Clicking on the highlighted terms in the text opens a popup with a link to related database record. In the example below, an interactive Protein Data Bank (PDB) structure model is also provided when you click on a highlighted PDB accession number.
When annotations are provided by the text-mining community, the source of the annotation is displayed. In the example below, the Gene Reference into Function (GeneRIF) annotations were provided by the Text Mining group at HES-SO, Geneva, Switzerland.
Another text-mining group – NaCTeM – has provided phosphorylation event annotations, as shown below.
Take a look at this example article with annotations.

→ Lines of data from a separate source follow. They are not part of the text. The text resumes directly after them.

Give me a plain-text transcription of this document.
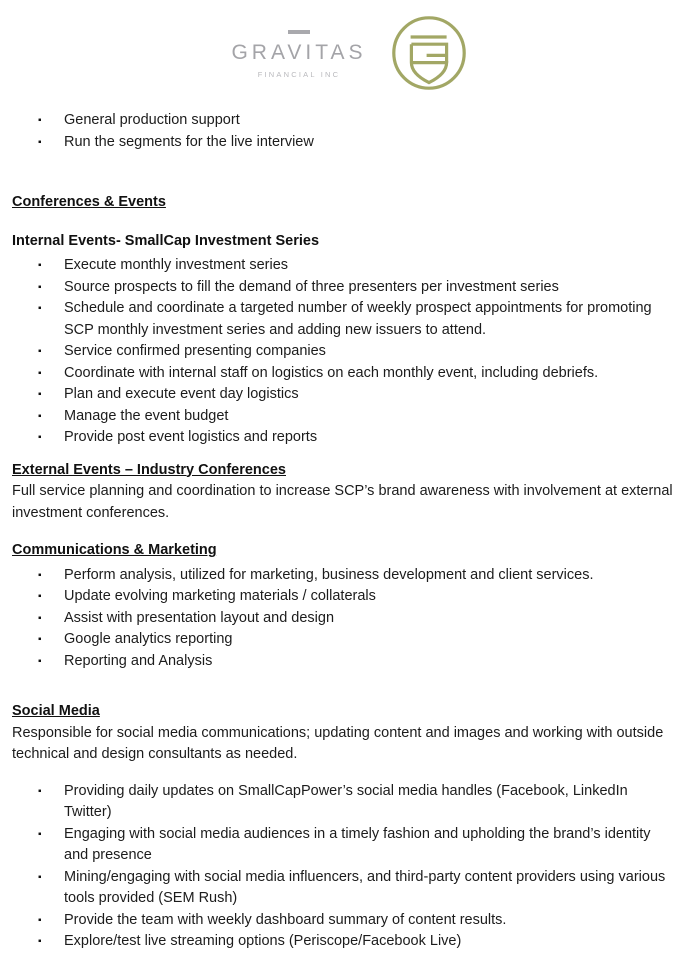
GRAVITAS
FINANCIAL INC
▪	General production support
▪	Run the segments for the live interview
Conferences & Events
Internal Events- SmallCap Investment Series
▪	Execute monthly investment series
▪	Source prospects to fill the demand of three presenters per investment series
▪	Schedule and coordinate a targeted number of weekly prospect appointments for promoting SCP monthly investment series and adding new issuers to attend.
▪	Service confirmed presenting companies
▪	Coordinate with internal staff on logistics on each monthly event, including debriefs.
▪	Plan and execute event day logistics
▪	Manage the event budget
▪	Provide post event logistics and reports
External Events – Industry Conferences

Full service planning and coordination to increase SCP’s brand awareness with involvement at external investment conferences.

Communications & Marketing
▪	Perform analysis, utilized for marketing, business development and client services.
▪	Update evolving marketing materials / collaterals
▪	Assist with presentation layout and design
▪	Google analytics reporting
▪	Reporting and Analysis
Social Media

Responsible for social media communications; updating content and images and working with outside technical and design consultants as needed.

▪	Providing daily updates on SmallCapPower’s social media handles (Facebook, LinkedIn Twitter)
▪	Engaging with social media audiences in a timely fashion and upholding the brand’s identity and presence
▪	Mining/engaging with social media influencers, and third-party content providers using various tools provided (SEM Rush)
▪	Provide the team with weekly dashboard summary of content results.
▪	Explore/test live streaming options (Periscope/Facebook Live)
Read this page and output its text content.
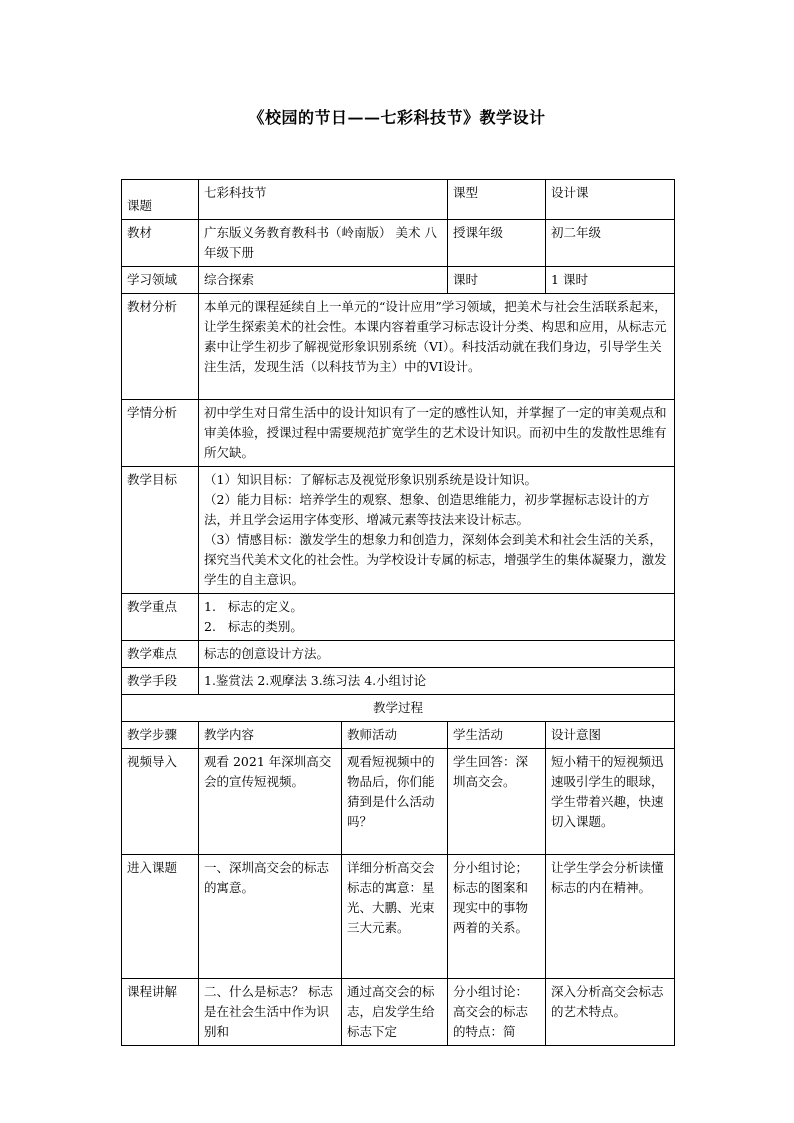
《校园的节日——七彩科技节》教学设计
课题	七彩科技节		课型	设计课
教材	广东版义务教育教科书（岭南版） 美术 八年级下册		授课年级	初二年级
学习领域	综合探索		课时	1 课时
教材分析	本单元的课程延续自上一单元的“设计应用”学习领域，把美术与社会生活联系起来，让学生探索美术的社会性。本课内容着重学习标志设计分类、构思和应用，从标志元素中让学生初步了解视觉形象识别系统（VI）。科技活动就在我们身边，引导学生关注生活，发现生活（以科技节为主）中的VI设计。			
学情分析	初中学生对日常生活中的设计知识有了一定的感性认知，并掌握了一定的审美观点和审美体验，授课过程中需要规范扩宽学生的艺术设计知识。而初中生的发散性思维有所欠缺。			
教学目标	（1）知识目标：了解标志及视觉形象识别系统是设计知识。

（2）能力目标：培养学生的观察、想象、创造思维能力，初步掌握标志设计的方法，并且学会运用字体变形、增减元素等技法来设计标志。

（3）情感目标：激发学生的想象力和创造力，深刻体会到美术和社会生活的关系，探究当代美术文化的社会性。为学校设计专属的标志，增强学生的集体凝聚力，激发学生的自主意识。			

教学重点	1. 标志的定义。

2. 标志的类别。			

教学难点	标志的创意设计方法。			
教学手段	1.鉴赏法 2.观摩法 3.练习法 4.小组讨论			
教学过程				
教学步骤	教学内容	教师活动	学生活动	设计意图
视频导入	观看 2021 年深圳高交会的宣传短视频。	观看短视频中的物品后，你们能猜到是什么活动吗？	学生回答：深圳高交会。	短小精干的短视频迅速吸引学生的眼球，学生带着兴趣，快速切入课题。
进入课题	一、深圳高交会的标志的寓意。	详细分析高交会标志的寓意：星光、大鹏、光束三大元素。	分小组讨论；标志的图案和现实中的事物两着的关系。	让学生学会分析读懂标志的内在精神。
课程讲解	二、什么是标志？ 标志是在社会生活中作为识别和	通过高交会的标志，启发学生给标志下定	分小组讨论：高交会的标志的特点：简	深入分析高交会标志的艺术特点。
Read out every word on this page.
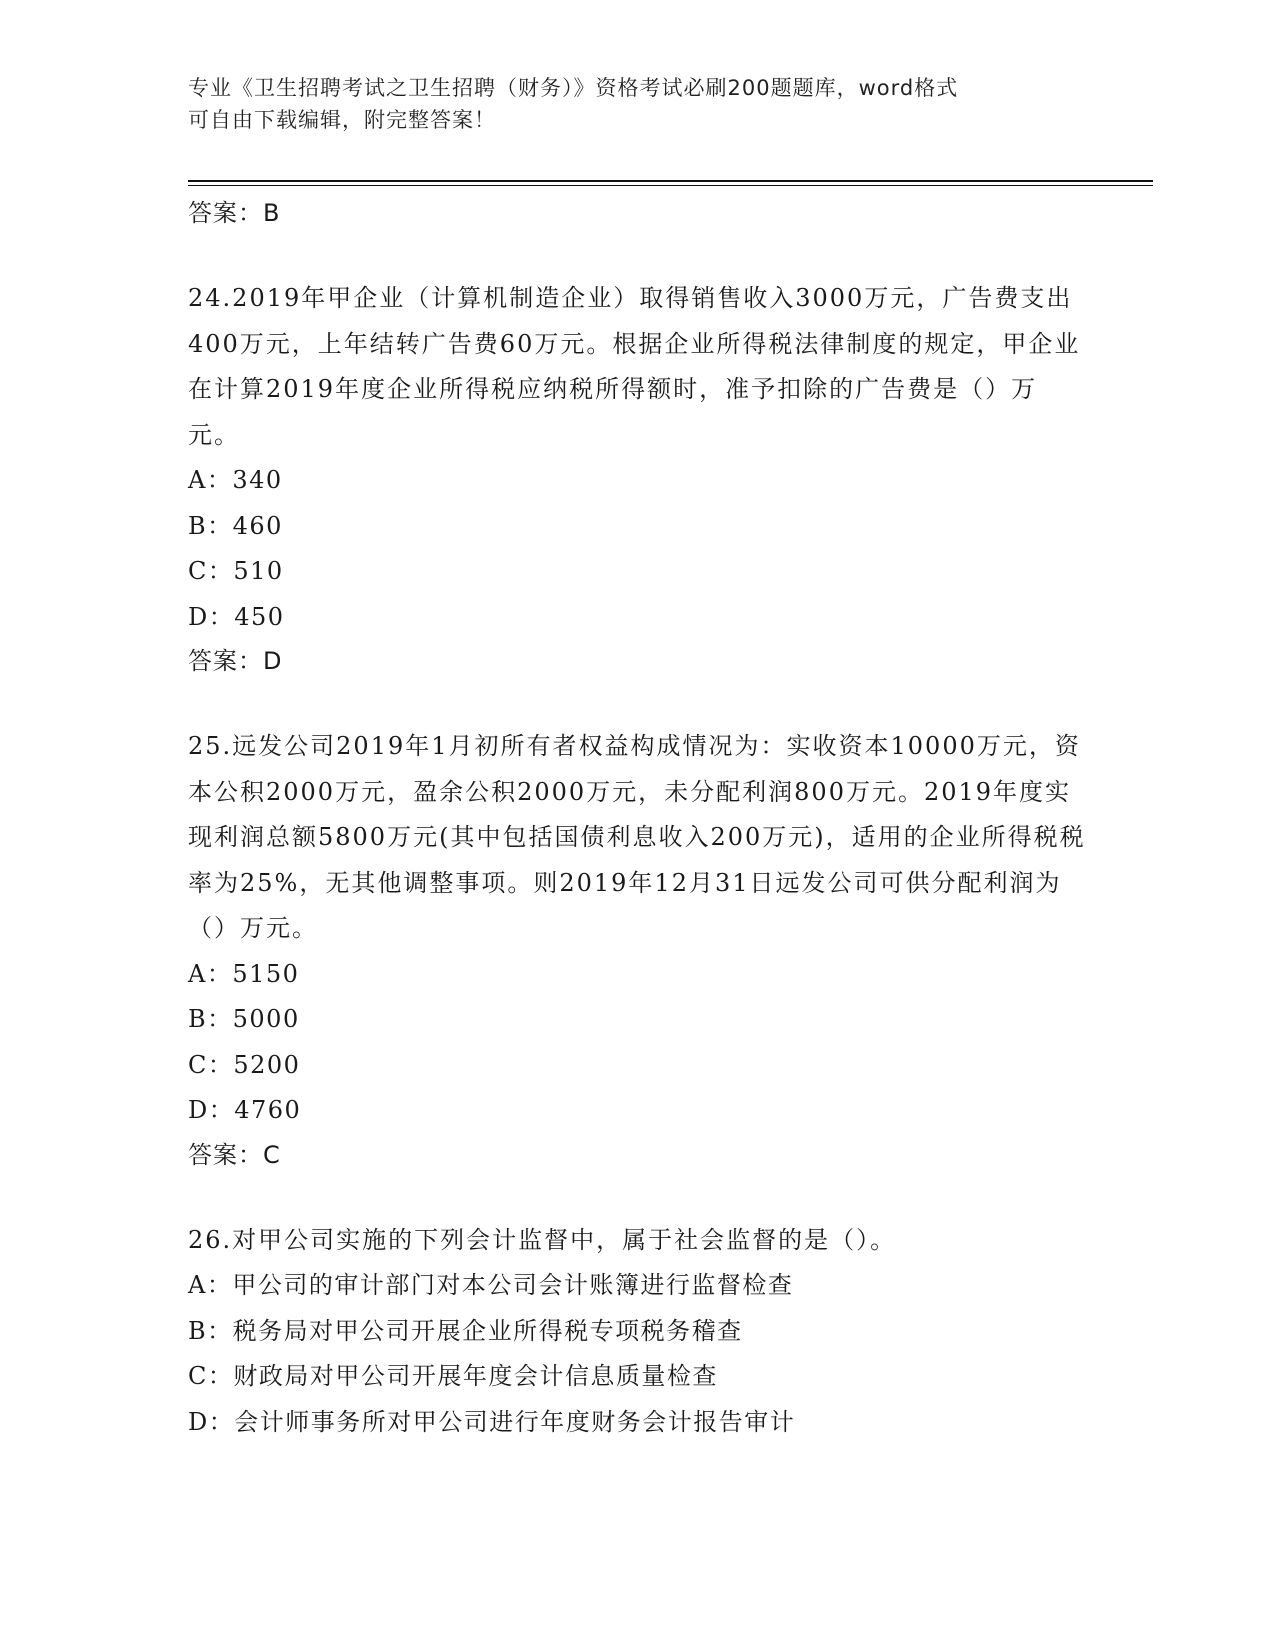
专业《卫生招聘考试之卫生招聘（财务）》资格考试必刷200题题库，word格式
可自由下载编辑，附完整答案！
答案：B
24.2019年甲企业（计算机制造企业）取得销售收入3000万元，广告费支出400万元，上年结转广告费60万元。根据企业所得税法律制度的规定，甲企业在计算2019年度企业所得税应纳税所得额时，准予扣除的广告费是（）万元。
A：340
B：460
C：510
D：450
答案：D
25.远发公司2019年1月初所有者权益构成情况为：实收资本10000万元，资本公积2000万元，盈余公积2000万元，未分配利润800万元。2019年度实现利润总额5800万元(其中包括国债利息收入200万元)，适用的企业所得税税率为25%，无其他调整事项。则2019年12月31日远发公司可供分配利润为（）万元。
A：5150
B：5000
C：5200
D：4760
答案：C
26.对甲公司实施的下列会计监督中，属于社会监督的是（）。
A：甲公司的审计部门对本公司会计账簿进行监督检查
B：税务局对甲公司开展企业所得税专项税务稽查
C：财政局对甲公司开展年度会计信息质量检查
D：会计师事务所对甲公司进行年度财务会计报告审计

How are annotations generated?
The biological terms and concepts are identified by text mining algorithms, which are developed by a variety of text mining groups. Any text-mining group can participate in this scheme. Once concepts of interest have been identified within the text, they are formatted according to the W3C Web Annotation Data Model
, and stored in a triple store via the EMBL-EBI RDF Platform. If you are a text miner, find out how to provide annotations to Europe PMC at our SciLite annotations page
We’re improving annotations with your help
Because annotations are generated automatically by text mining algorithms, we want to ensure that annotations are useful to users of Europe PMC. On each annotation there is the opportunity to provide feedback by either marking the annotation as incorrect, or endorsing useful annotations.
This information is fed back to the Europe PMC team and will be acted upon, helping to improve the annotations overall.